Wayne's Worldview is a place to share my unique perspective of the world as formed from my interpretation of the scriptures and my experience as a Christian. As a pastor, I am asked a lot of questions about current issues, life dilemmas, personal problems, politics, biblical interpretation...etc.I offer these "How I see it" thoughts in effort to challenge people to think about their worldview, and to stimulate good conversations that will help us become more whole.
Welcome to the conversation.

Tuesday, March 30, 2010

Where's God in the Earthquake?

Q. How do we explain the presence of God in the midst of tragic events such as earthquakes or tsunamis?
A. This question is another form of the common question: How can you reconcile the goodness of God with the presence of evil and suffering in the world? Libraries of books have been written on the subject, as this is a very common objection to the Christian faith. If the topic interests you, I recommend reading The Problem of Pain, by C.S Lewis, as he writes about this subject comprehensively in terms the average person can understand. But, rather than defer the question to someone else entirely, I will answer the question in summary: God is with us in the midst of all our trouble.

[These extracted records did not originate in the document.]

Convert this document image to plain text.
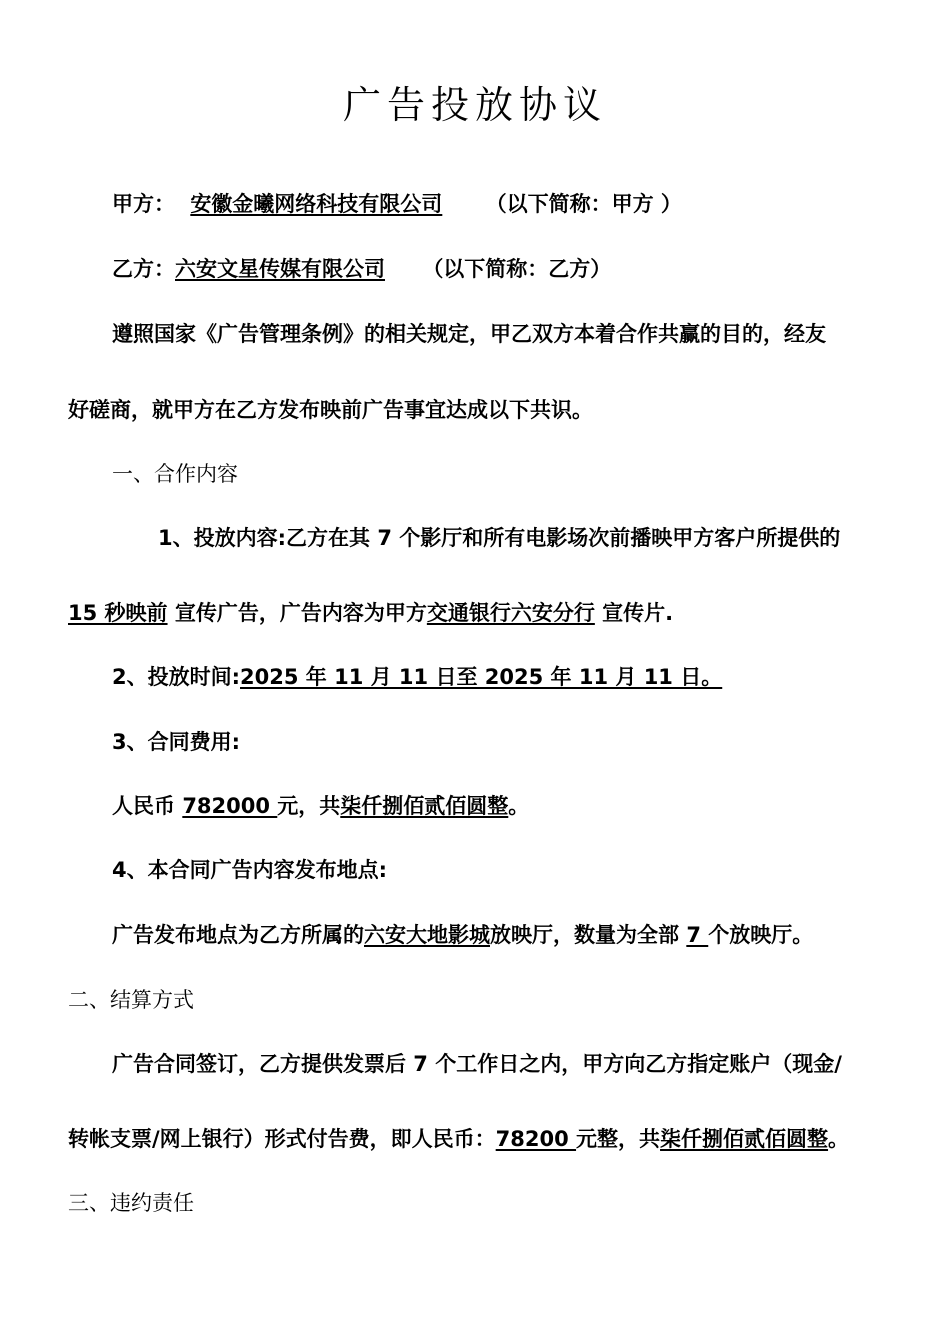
广告投放协议
甲方： 安徽金曦网络科技有限公司 （以下简称：甲方 ）
乙方：六安文星传媒有限公司 （以下简称：乙方）
遵照国家《广告管理条例》的相关规定，甲乙双方本着合作共赢的目的，经友
好磋商，就甲方在乙方发布映前广告事宜达成以下共识。
一、合作内容
1、投放内容:乙方在其 7 个影厅和所有电影场次前播映甲方客户所提供的
15 秒映前 宣传广告，广告内容为甲方交通银行六安分行 宣传片.
2、投放时间:2025 年 11 月 11 日至 2025 年 11 月 11 日。
3、合同费用:
人民币 782000 元，共柒仟捌佰贰佰圆整。
4、本合同广告内容发布地点:
广告发布地点为乙方所属的六安大地影城放映厅，数量为全部 7 个放映厅。
二、结算方式
广告合同签订，乙方提供发票后 7 个工作日之内，甲方向乙方指定账户（现金/
转帐支票/网上银行）形式付告费，即人民币：78200 元整，共柒仟捌佰贰佰圆整。
三、违约责任
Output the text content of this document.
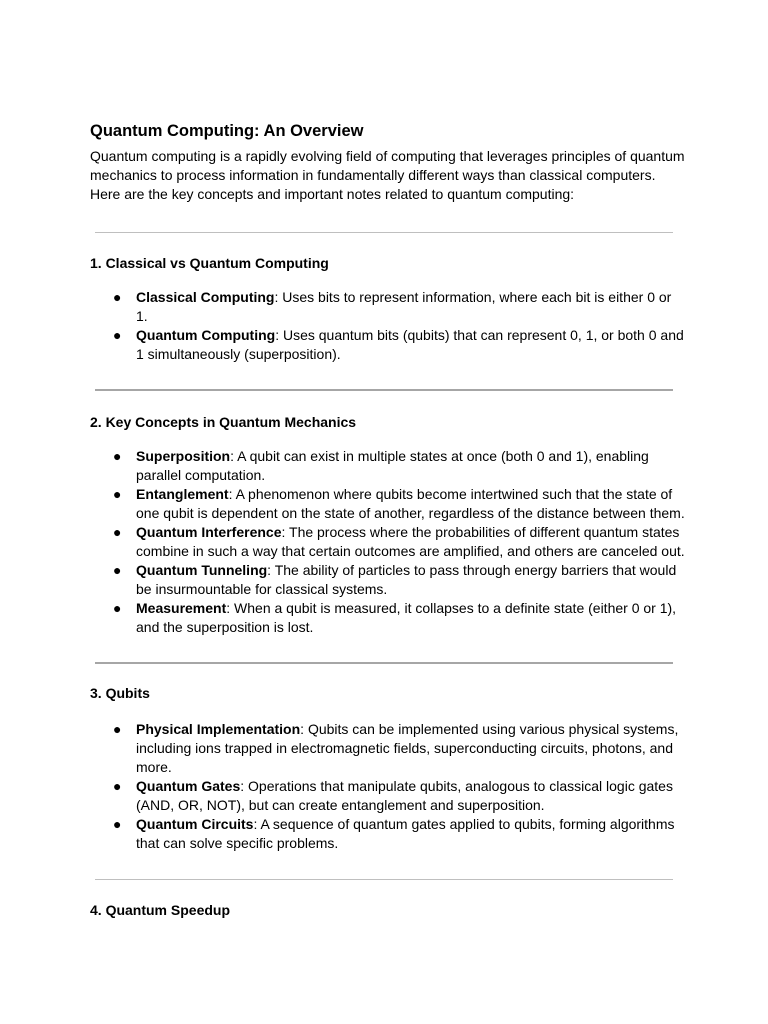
Quantum Computing: An Overview

Quantum computing is a rapidly evolving field of computing that leverages principles of quantum mechanics to process information in fundamentally different ways than classical computers. Here are the key concepts and important notes related to quantum computing:

1. Classical vs Quantum Computing
● Classical Computing: Uses bits to represent information, where each bit is either 0 or 1.
● Quantum Computing: Uses quantum bits (qubits) that can represent 0, 1, or both 0 and 1 simultaneously (superposition).
2. Key Concepts in Quantum Mechanics
● Superposition: A qubit can exist in multiple states at once (both 0 and 1), enabling parallel computation.
● Entanglement: A phenomenon where qubits become intertwined such that the state of one qubit is dependent on the state of another, regardless of the distance between them.
● Quantum Interference: The process where the probabilities of different quantum states combine in such a way that certain outcomes are amplified, and others are canceled out.
● Quantum Tunneling: The ability of particles to pass through energy barriers that would be insurmountable for classical systems.
● Measurement: When a qubit is measured, it collapses to a definite state (either 0 or 1), and the superposition is lost.
3. Qubits
● Physical Implementation: Qubits can be implemented using various physical systems, including ions trapped in electromagnetic fields, superconducting circuits, photons, and more.
● Quantum Gates: Operations that manipulate qubits, analogous to classical logic gates (AND, OR, NOT), but can create entanglement and superposition.
● Quantum Circuits: A sequence of quantum gates applied to qubits, forming algorithms that can solve specific problems.
4. Quantum Speedup
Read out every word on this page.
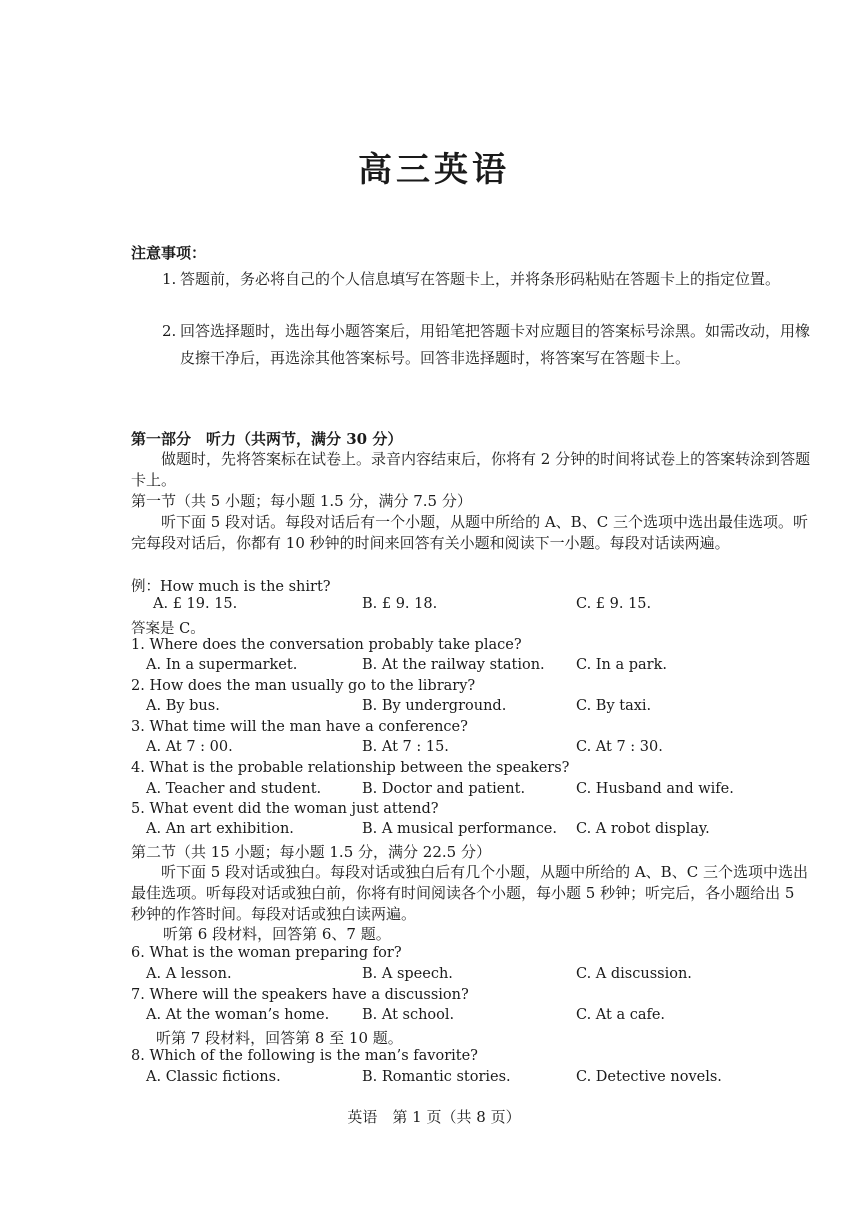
高三英语
注意事项：
1. 答题前，务必将自己的个人信息填写在答题卡上，并将条形码粘贴在答题卡上的指定位置。
2. 回答选择题时，选出每小题答案后，用铅笔把答题卡对应题目的答案标号涂黑。如需改动，用橡皮擦干净后，再选涂其他答案标号。回答非选择题时，将答案写在答题卡上。
第一部分　听力（共两节，满分 30 分）
做题时，先将答案标在试卷上。录音内容结束后，你将有 2 分钟的时间将试卷上的答案转涂到答题卡上。
第一节（共 5 小题；每小题 1.5 分，满分 7.5 分）
听下面 5 段对话。每段对话后有一个小题，从题中所给的 A、B、C 三个选项中选出最佳选项。听完每段对话后，你都有 10 秒钟的时间来回答有关小题和阅读下一小题。每段对话读两遍。
例：How much is the shirt?
A. £ 19. 15.	B. £ 9. 18.	C. £ 9. 15.
答案是 C。
1. Where does the conversation probably take place?
A. In a supermarket.	B. At the railway station. C. In a park.
2. How does the man usually go to the library?
A. By bus.	B. By underground.	C. By taxi.
3. What time will the man have a conference?
A. At 7 : 00.	B. At 7 : 15.	C. At 7 : 30.
4. What is the probable relationship between the speakers?
A. Teacher and student.	B. Doctor and patient.	C. Husband and wife.
5. What event did the woman just attend?
A. An art exhibition.	B. A musical performance. C. A robot display.
第二节（共 15 小题；每小题 1.5 分，满分 22.5 分）
听下面 5 段对话或独白。每段对话或独白后有几个小题，从题中所给的 A、B、C 三个选项中选出最佳选项。听每段对话或独白前，你将有时间阅读各个小题，每小题 5 秒钟；听完后，各小题给出 5 秒钟的作答时间。每段对话或独白读两遍。
听第 6 段材料，回答第 6、7 题。
6. What is the woman preparing for?
A. A lesson.	B. A speech.	C. A discussion.
7. Where will the speakers have a discussion?
A. At the woman’s home. B. At school.	C. At a cafe.
听第 7 段材料，回答第 8 至 10 题。
8. Which of the following is the man’s favorite?
A. Classic fictions.	B. Romantic stories.	C. Detective novels.
英语　第 1 页（共 8 页）
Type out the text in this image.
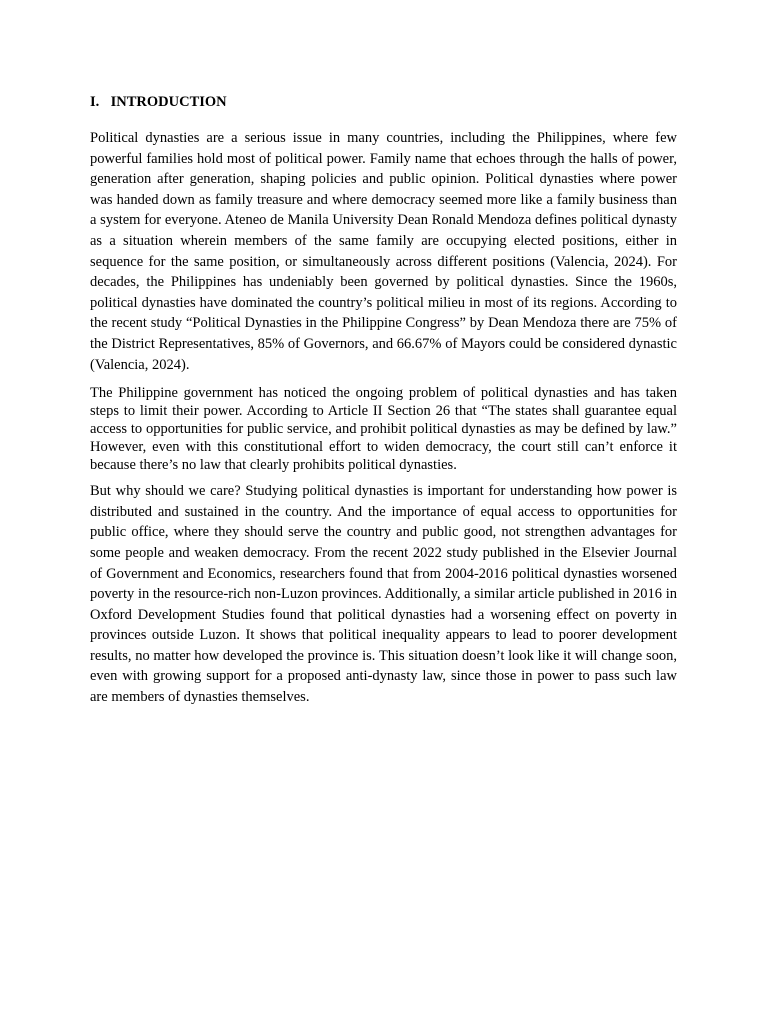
I. INTRODUCTION

Political dynasties are a serious issue in many countries, including the Philippines, where few powerful families hold most of political power. Family name that echoes through the halls of power, generation after generation, shaping policies and public opinion. Political dynasties where power was handed down as family treasure and where democracy seemed more like a family business than a system for everyone. Ateneo de Manila University Dean Ronald Mendoza defines political dynasty as a situation wherein members of the same family are occupying elected positions, either in sequence for the same position, or simultaneously across different positions (Valencia, 2024). For decades, the Philippines has undeniably been governed by political dynasties. Since the 1960s, political dynasties have dominated the country’s political milieu in most of its regions. According to the recent study “Political Dynasties in the Philippine Congress” by Dean Mendoza there are 75% of the District Representatives, 85% of Governors, and 66.67% of Mayors could be considered dynastic (Valencia, 2024).

The Philippine government has noticed the ongoing problem of political dynasties and has taken steps to limit their power. According to Article II Section 26 that “The states shall guarantee equal access to opportunities for public service, and prohibit political dynasties as may be defined by law.” However, even with this constitutional effort to widen democracy, the court still can’t enforce it because there’s no law that clearly prohibits political dynasties.

But why should we care? Studying political dynasties is important for understanding how power is distributed and sustained in the country. And the importance of equal access to opportunities for public office, where they should serve the country and public good, not strengthen advantages for some people and weaken democracy. From the recent 2022 study published in the Elsevier Journal of Government and Economics, researchers found that from 2004-2016 political dynasties worsened poverty in the resource-rich non-Luzon provinces. Additionally, a similar article published in 2016 in Oxford Development Studies found that political dynasties had a worsening effect on poverty in provinces outside Luzon. It shows that political inequality appears to lead to poorer development results, no matter how developed the province is. This situation doesn’t look like it will change soon, even with growing support for a proposed anti-dynasty law, since those in power to pass such law are members of dynasties themselves.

When a storm, any kind of storm, comes to our front door, humanity is quick to blame God for it. We demand an explanation from this “loving” God, who has wronged us. In essence we blame God for it, but should we? The Bible teaches that evil is not caused by God, but is the direct result of our rebellion against God. God does not keep us from adversity, but he does promise to be with us, amidst the suffering. Instead of blaming a God we don’t know for our pain, we have peace and hope from our creator and savior, both in this life and the life to come. If you think the answer leaves you short, consider the atheist’s position: People are condemned to live a life of pain that ends with death with no comfort or solution now or in the future.


  1. You mentioned above that "The Bible teaches that evil is not caused by God". What kind of evil are your referring to here? Moral evil (sin) or natural evil (famines,storms, etc.) I am wondering what you would do these verses in Isaiah?

    I am Jehovah, and there is none else, no God besides Me; I clothed you, though you have not known Me; that they may know from the rising of the sun, and to the sunset, that there is none besides Me. I am Jehovah, and there is none else; forming the light and creating darkness; making peace and creating evil. I Jehovah do all these things.
    (Isa 45:5-7)

  2. Great question. The Hebrew word רע is also interpreted as Calamity, distress, misery and injury.The word is used 667 times in different variations in the OT. Strongs # 7451. The majority texts reference this misery as a result of sin, and many times is the exercise of God's judgement for sin. While, some have been so bold as to claim that God is specifically judging people for certain sins- as in the Haiti earthquakes, I believe this is a stretch of our knowledge of the workings of God. According to the scriptures, the earth itself reacts from the fallen condition of man, so to assign a specific event with a specific sin, is to claim to know the full mind of God. I wouldn't dare do it, myself.